Subject: Re: Using a DAT drive on NetBSD 1.0
To: None <lukem@telstra.com.au>
From: Brett Lymn <blymn@awadi.com.AU>
List: netbsd-help
Date: 07/06/1995 12:36:58
According to Luke Mewburn:
>
>> I looked at the dump/restore command and started a dump of /home that was
>> about 50 MB.  dump then asked for another tape.  The DAT tape is supposed
>> to hold 2 to 4 GB with compression so I must be doing something wrong. :-)
>

Depending on the data you are backing up you may not get much over
2GB, about 150% (ie about 3G for you...) is average on our systems at
work using exabytes. 

>They're as good as any other. dump is the fastest way, but is highly specific
>to the filesystem format (and possibly even endianess).
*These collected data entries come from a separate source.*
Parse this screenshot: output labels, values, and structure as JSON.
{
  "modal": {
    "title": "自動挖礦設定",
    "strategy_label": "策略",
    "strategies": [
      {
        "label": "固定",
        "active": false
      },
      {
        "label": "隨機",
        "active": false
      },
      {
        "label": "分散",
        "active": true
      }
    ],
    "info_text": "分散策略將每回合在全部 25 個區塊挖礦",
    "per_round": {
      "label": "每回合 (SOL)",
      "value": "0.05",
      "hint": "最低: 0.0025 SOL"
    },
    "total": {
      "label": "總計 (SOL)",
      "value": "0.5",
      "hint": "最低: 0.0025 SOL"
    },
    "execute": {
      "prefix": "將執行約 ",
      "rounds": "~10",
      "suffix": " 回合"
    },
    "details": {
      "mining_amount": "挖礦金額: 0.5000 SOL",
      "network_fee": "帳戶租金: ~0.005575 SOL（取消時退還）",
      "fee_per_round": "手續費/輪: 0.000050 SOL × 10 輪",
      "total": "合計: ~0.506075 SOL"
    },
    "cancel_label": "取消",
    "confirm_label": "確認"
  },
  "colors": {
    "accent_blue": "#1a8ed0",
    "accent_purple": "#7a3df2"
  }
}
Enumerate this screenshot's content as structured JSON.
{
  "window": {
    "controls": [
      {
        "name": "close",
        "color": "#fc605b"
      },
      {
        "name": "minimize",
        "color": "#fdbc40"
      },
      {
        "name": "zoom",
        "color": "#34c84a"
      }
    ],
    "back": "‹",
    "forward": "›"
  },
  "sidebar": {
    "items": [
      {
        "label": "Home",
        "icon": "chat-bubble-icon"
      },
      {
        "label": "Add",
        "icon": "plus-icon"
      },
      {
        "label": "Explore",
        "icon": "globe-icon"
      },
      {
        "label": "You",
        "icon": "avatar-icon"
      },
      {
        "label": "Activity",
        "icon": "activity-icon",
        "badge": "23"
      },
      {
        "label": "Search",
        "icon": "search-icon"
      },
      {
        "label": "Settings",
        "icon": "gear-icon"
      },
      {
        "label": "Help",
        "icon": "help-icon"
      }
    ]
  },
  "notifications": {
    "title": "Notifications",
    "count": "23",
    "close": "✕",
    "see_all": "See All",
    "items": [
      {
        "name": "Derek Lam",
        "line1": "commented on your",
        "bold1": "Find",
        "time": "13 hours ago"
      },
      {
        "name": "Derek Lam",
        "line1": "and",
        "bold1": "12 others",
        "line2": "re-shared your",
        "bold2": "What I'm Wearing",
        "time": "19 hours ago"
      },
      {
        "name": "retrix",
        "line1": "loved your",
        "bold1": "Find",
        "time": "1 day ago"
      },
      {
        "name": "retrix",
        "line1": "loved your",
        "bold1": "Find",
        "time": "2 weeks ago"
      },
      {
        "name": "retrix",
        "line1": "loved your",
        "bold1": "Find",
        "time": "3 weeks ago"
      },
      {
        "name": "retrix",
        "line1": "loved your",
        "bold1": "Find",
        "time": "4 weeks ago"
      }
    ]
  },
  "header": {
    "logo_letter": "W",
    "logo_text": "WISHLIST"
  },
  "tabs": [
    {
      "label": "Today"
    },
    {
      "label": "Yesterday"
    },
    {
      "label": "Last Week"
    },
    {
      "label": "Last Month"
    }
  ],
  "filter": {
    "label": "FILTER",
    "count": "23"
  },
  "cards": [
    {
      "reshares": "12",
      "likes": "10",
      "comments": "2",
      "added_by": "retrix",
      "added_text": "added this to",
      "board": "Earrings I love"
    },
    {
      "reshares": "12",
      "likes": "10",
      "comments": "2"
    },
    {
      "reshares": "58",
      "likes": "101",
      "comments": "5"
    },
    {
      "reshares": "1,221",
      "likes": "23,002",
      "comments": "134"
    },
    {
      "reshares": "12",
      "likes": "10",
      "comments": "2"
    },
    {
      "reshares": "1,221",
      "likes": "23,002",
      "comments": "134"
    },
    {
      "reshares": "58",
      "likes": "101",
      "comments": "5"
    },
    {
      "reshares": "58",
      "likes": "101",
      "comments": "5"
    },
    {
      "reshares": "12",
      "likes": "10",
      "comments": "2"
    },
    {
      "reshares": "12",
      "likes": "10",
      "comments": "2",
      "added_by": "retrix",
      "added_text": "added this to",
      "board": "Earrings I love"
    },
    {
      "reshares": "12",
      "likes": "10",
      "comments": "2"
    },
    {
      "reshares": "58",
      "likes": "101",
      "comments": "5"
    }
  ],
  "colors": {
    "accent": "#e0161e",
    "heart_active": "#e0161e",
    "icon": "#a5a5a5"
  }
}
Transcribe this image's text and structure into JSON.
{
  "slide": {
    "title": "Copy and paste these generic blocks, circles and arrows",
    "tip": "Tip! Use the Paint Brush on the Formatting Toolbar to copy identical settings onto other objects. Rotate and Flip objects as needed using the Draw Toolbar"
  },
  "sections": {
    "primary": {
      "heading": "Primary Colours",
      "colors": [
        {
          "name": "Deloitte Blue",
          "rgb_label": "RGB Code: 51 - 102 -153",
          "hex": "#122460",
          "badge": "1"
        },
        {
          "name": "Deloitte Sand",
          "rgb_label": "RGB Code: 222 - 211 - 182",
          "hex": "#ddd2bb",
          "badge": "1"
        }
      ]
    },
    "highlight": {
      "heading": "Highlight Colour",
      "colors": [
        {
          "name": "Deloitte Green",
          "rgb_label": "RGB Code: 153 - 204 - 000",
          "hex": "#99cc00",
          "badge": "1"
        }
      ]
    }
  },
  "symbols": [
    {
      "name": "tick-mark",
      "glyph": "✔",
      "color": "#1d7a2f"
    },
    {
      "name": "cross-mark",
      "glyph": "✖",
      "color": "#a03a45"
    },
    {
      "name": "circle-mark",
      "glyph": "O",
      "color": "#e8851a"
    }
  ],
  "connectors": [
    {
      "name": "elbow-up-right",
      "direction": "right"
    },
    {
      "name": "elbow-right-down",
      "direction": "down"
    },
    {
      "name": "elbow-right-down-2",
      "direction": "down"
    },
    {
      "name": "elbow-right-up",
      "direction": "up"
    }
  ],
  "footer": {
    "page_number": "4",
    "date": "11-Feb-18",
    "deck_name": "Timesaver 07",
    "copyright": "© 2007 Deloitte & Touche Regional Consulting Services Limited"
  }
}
And a reliance on a quiet file system for a good backup since dump
writes a table of all the file inodes first and then goes looking for
the data.

> gnu tar (the tar
>under NetBSD) is also reasonable.
>

I believe that gnu tar does not have this problem but to other tars
you must be very careful if you backup your system using it.  Most
tars that come with systems do not backup the /dev special files
directly - the slightly cleverer ones ignore /dev entries but I did
use an ancient sysv r2 machine on which the tar tried to _read_ the
files in /dev .... duh!!!  The upshot is that you may be sadly
disappointed if you expect to restore the entire system from a tar
tape - something that you can do with dump i.e. take a totally
screwed disk, newfs it and restore the partitions, run disklabel to
put back the boot block and you will be away.  With tar you would need
a partial system install.  I repeat, I am pretty sure that gnu tar
handles things properly but you need to be mindful if you develop the
habit that using tar elsewhere may not do what you expected.  Another
thing, dump seems to handle very long file names and "holey" files
better than tar (even gnu tar in my experience but I have an old
version).

Oh yeah, one final thing before I shutup - don't use absolute paths in
tar archives.  Again, I know that gnu tar handles this gracefully but
you may not always have it.

-- 
Brett Lymn, Computer Systems Administrator, AWA Defence Industries
===============================================================================
"It's fifteen hundred miles to Ankh-Morpork" he said.  "We've got
three hundred and sixty three elephants, fifty carts of forage, the
monsoon's about to break and we're wearing ... we're wearing ... sort
of things, like glass, only dark... dark glass things on our eyes..."
        - Terry Pratchett "Moving Pictures".